SOM Magnify: Improving Suicide Prevention Among Head and Neck Cancer Patients 

By Angela Spivey 

In 2013, shortly after Nosayaba Osazuwa-Peters, PhD, MPH, BDS, had begun work on his doctorate degree in cancer epidemiology at St. Louis University, he gave a talk to a support group for patients with head and neck cancer. He drew on his experience as a dental surgeon in his home country of Nigeria to speak about managing side effects of head and neck cancer treatment, such as dry mouth and tissue damage from radiation.  

Afterward a patient approached him, thanked him for the talk, and said, “Doc, do you know how it feels when everything you eat tastes like cardboard?"  

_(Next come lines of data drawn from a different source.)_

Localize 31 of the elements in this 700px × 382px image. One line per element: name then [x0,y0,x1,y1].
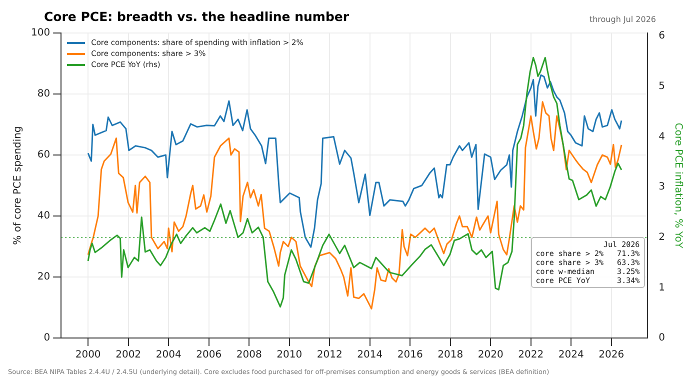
x-tick-label: 2022 [518,350,544,361]
x-tick-label: 2000 [75,350,101,361]
x-tick-label: 2012 [316,350,342,361]
x-tick-label: 2010 [276,350,302,361]
y2-tick-label: 5 [658,80,666,92]
y2-axis-title: Core PCE inflation, % YoY [672,122,684,250]
x-tick-label: 2002 [116,350,142,361]
y-tick-label: 0 [44,332,50,344]
x-tick-label: 2020 [478,350,504,361]
y-tick-label: 60 [37,150,50,161]
x-tick-label: 2004 [156,350,182,361]
y2-tick-label: 3 [658,182,666,193]
y2-tick-label: 6 [658,30,666,42]
y2-tick-label: 0 [658,332,666,344]
x-tick-label: 2016 [397,350,423,361]
y-tick-label: 40 [37,210,50,222]
chart-subtitle: through Jul 2026 [589,15,657,24]
x-tick-label: 2008 [236,350,262,361]
x-tick-label: 2024 [558,350,584,361]
y2-tick-label: 2 [658,232,666,243]
y-axis-title: % of core PCE spending [12,126,24,245]
chart-title: Core PCE: breadth vs. the headline number [43,9,350,24]
y2-tick-label: 1 [658,282,666,294]
x-tick-label: 2026 [598,350,624,361]
x-tick-label: 2006 [196,350,222,361]
y2-tick-label: 4 [658,131,666,142]
y-tick-label: 100 [30,28,50,39]
y-tick-label: 80 [37,88,50,100]
x-tick-label: 2014 [357,350,383,361]
y-tick-label: 20 [37,272,50,283]
x-tick-label: 2018 [438,350,464,361]
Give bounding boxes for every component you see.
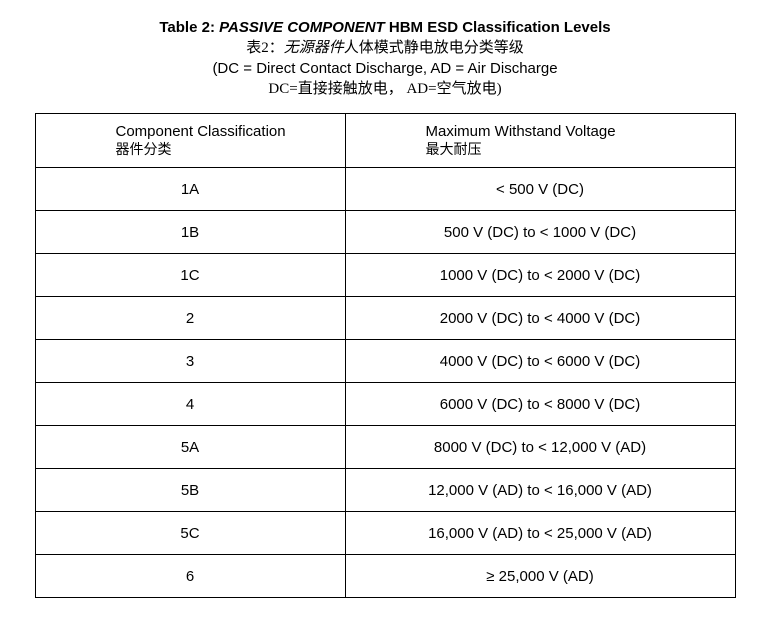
cell-voltage: 500 V (DC) to < 1000 V (DC) [345,211,735,254]
title-zh-prefix: 表2： [246,40,284,56]
cell-class: 5A [35,426,345,469]
col-header-voltage: Maximum Withstand Voltage 最大耐压 [345,114,735,168]
table-row: 1A < 500 V (DC) [35,168,735,211]
col-header-classification: Component Classification 器件分类 [35,114,345,168]
cell-voltage: 8000 V (DC) to < 12,000 V (AD) [345,426,735,469]
title-en-suffix: HBM ESD Classification Levels [385,19,611,36]
cell-class: 4 [35,383,345,426]
cell-voltage: ≥ 25,000 V (AD) [345,555,735,598]
table-header-row: Component Classification 器件分类 Maximum Wi… [35,114,735,168]
title-en-prefix: Table 2: [159,19,219,36]
col-header-voltage-en: Maximum Withstand Voltage [426,122,735,142]
subtitle-en: (DC = Direct Contact Discharge, AD = Air… [0,59,770,79]
title-block: Table 2: PASSIVE COMPONENT HBM ESD Class… [0,18,770,99]
cell-class: 2 [35,297,345,340]
cell-class: 1B [35,211,345,254]
col-header-classification-zh: 器件分类 [116,142,345,161]
cell-voltage: 12,000 V (AD) to < 16,000 V (AD) [345,469,735,512]
table-row: 3 4000 V (DC) to < 6000 V (DC) [35,340,735,383]
title-zh-suffix: 人体模式静电放电分类等级 [344,40,524,56]
cell-voltage: 1000 V (DC) to < 2000 V (DC) [345,254,735,297]
cell-class: 3 [35,340,345,383]
cell-voltage: 6000 V (DC) to < 8000 V (DC) [345,383,735,426]
table-row: 5A 8000 V (DC) to < 12,000 V (AD) [35,426,735,469]
col-header-voltage-zh: 最大耐压 [426,142,735,161]
cell-voltage: < 500 V (DC) [345,168,735,211]
page: Table 2: PASSIVE COMPONENT HBM ESD Class… [0,0,770,598]
cell-class: 1A [35,168,345,211]
title-en-italic: PASSIVE COMPONENT [219,19,385,36]
cell-class: 1C [35,254,345,297]
title-zh-italic: 无源器件 [284,40,344,56]
table-row: 4 6000 V (DC) to < 8000 V (DC) [35,383,735,426]
title-en: Table 2: PASSIVE COMPONENT HBM ESD Class… [0,18,770,38]
table-row: 1C 1000 V (DC) to < 2000 V (DC) [35,254,735,297]
cell-voltage: 16,000 V (AD) to < 25,000 V (AD) [345,512,735,555]
col-header-classification-en: Component Classification [116,122,345,142]
cell-class: 6 [35,555,345,598]
cell-voltage: 4000 V (DC) to < 6000 V (DC) [345,340,735,383]
table-row: 5C 16,000 V (AD) to < 25,000 V (AD) [35,512,735,555]
cell-voltage: 2000 V (DC) to < 4000 V (DC) [345,297,735,340]
cell-class: 5B [35,469,345,512]
table-row: 2 2000 V (DC) to < 4000 V (DC) [35,297,735,340]
table-row: 5B 12,000 V (AD) to < 16,000 V (AD) [35,469,735,512]
title-zh: 表2：无源器件人体模式静电放电分类等级 [0,38,770,58]
cell-class: 5C [35,512,345,555]
table-row: 6 ≥ 25,000 V (AD) [35,555,735,598]
table-row: 1B 500 V (DC) to < 1000 V (DC) [35,211,735,254]
table-body: 1A < 500 V (DC) 1B 500 V (DC) to < 1000 … [35,168,735,598]
classification-table: Component Classification 器件分类 Maximum Wi… [35,113,736,598]
subtitle-zh: DC=直接接触放电， AD=空气放电) [0,79,770,99]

Osazuwa-Peters had not heard it put that way before. 

Another patient at the talk said to him, “Every night I go to bed, and I just pray I don't wake up in the morning.” 

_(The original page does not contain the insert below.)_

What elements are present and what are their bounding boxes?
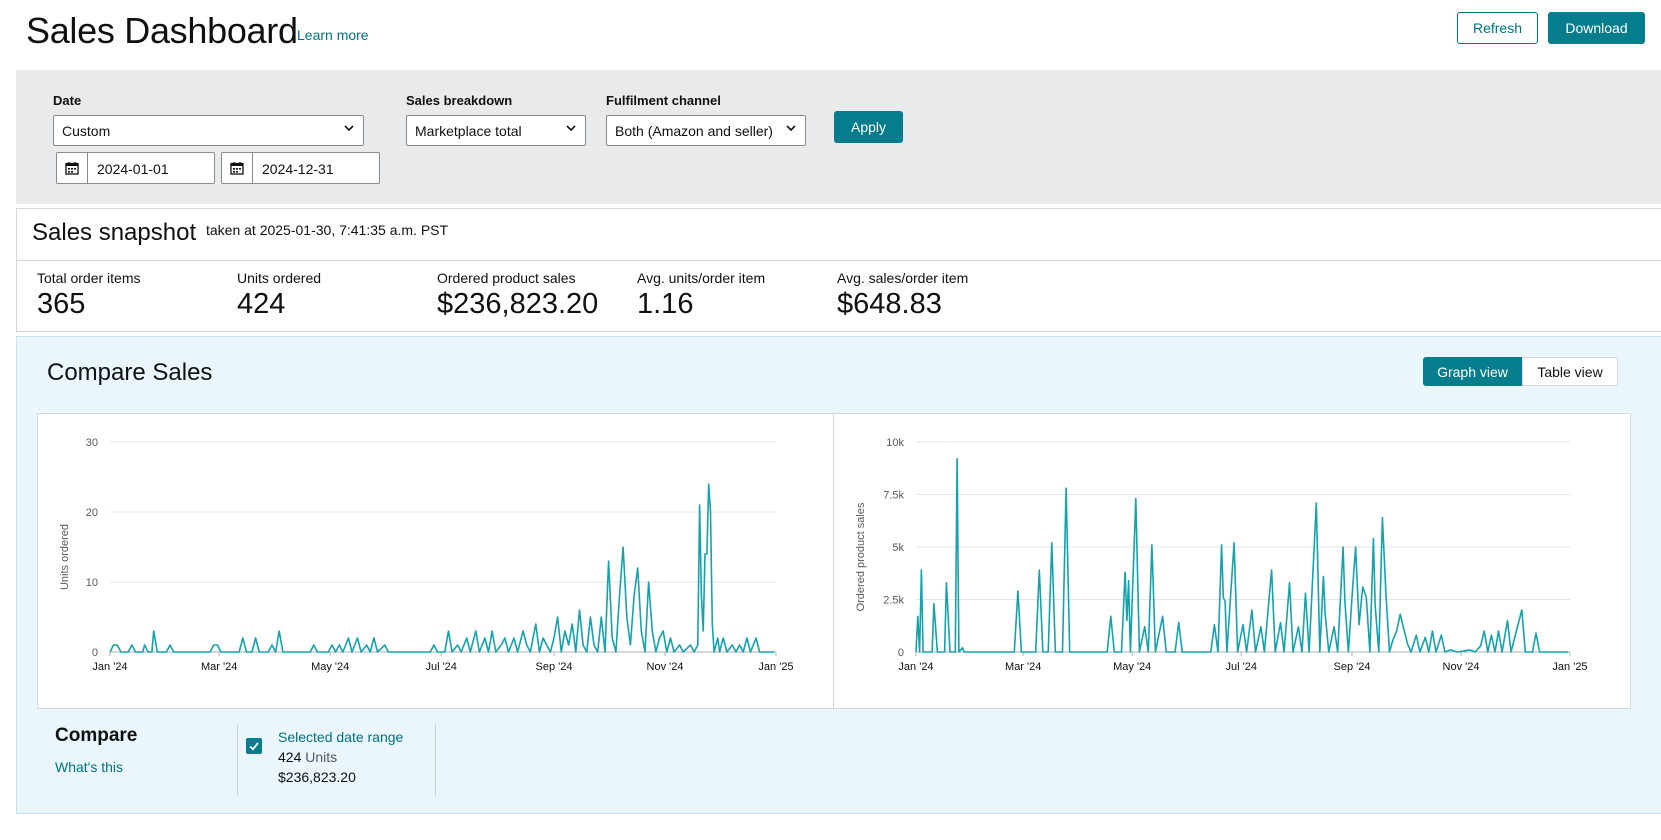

As he continued to talk to these patients, it struck him that “this is the reality of a patient with head and neck cancer.” Treatment often involves surgery and radiation that makes daily activities painful or difficult.  

“Their food doesn't taste well, they can't swallow, they can't chew properly, they can't speak properly, they can't smile properly,” he said. “We take for granted how important these things are. But most of the things that we do as humans, our social selves, revolve around talking or eating.”   

Those conversations brought about “a moment of shock and clarity” for Osazuwa-Peters. “I was telling myself, ‘How did I not see this?’ I could see on these patients' faces how much it meant to them to share this information.”   

So, he asked them, “Have you ever had this conversation with your providers?” 

The answer was no.  

For his PhD dissertation, Osazuwa-Peters had been planning to focus on the epidemiology of the human papillomavirus (HPV), which is associated with cancers that develop in the throat; the HPV vaccine; and head and neck cancer, a topic he had studied while earning his master’s degree in public health. But after his conversations with those patients, he changed his focus to the epidemiology of suicide among head and neck cancer survivors.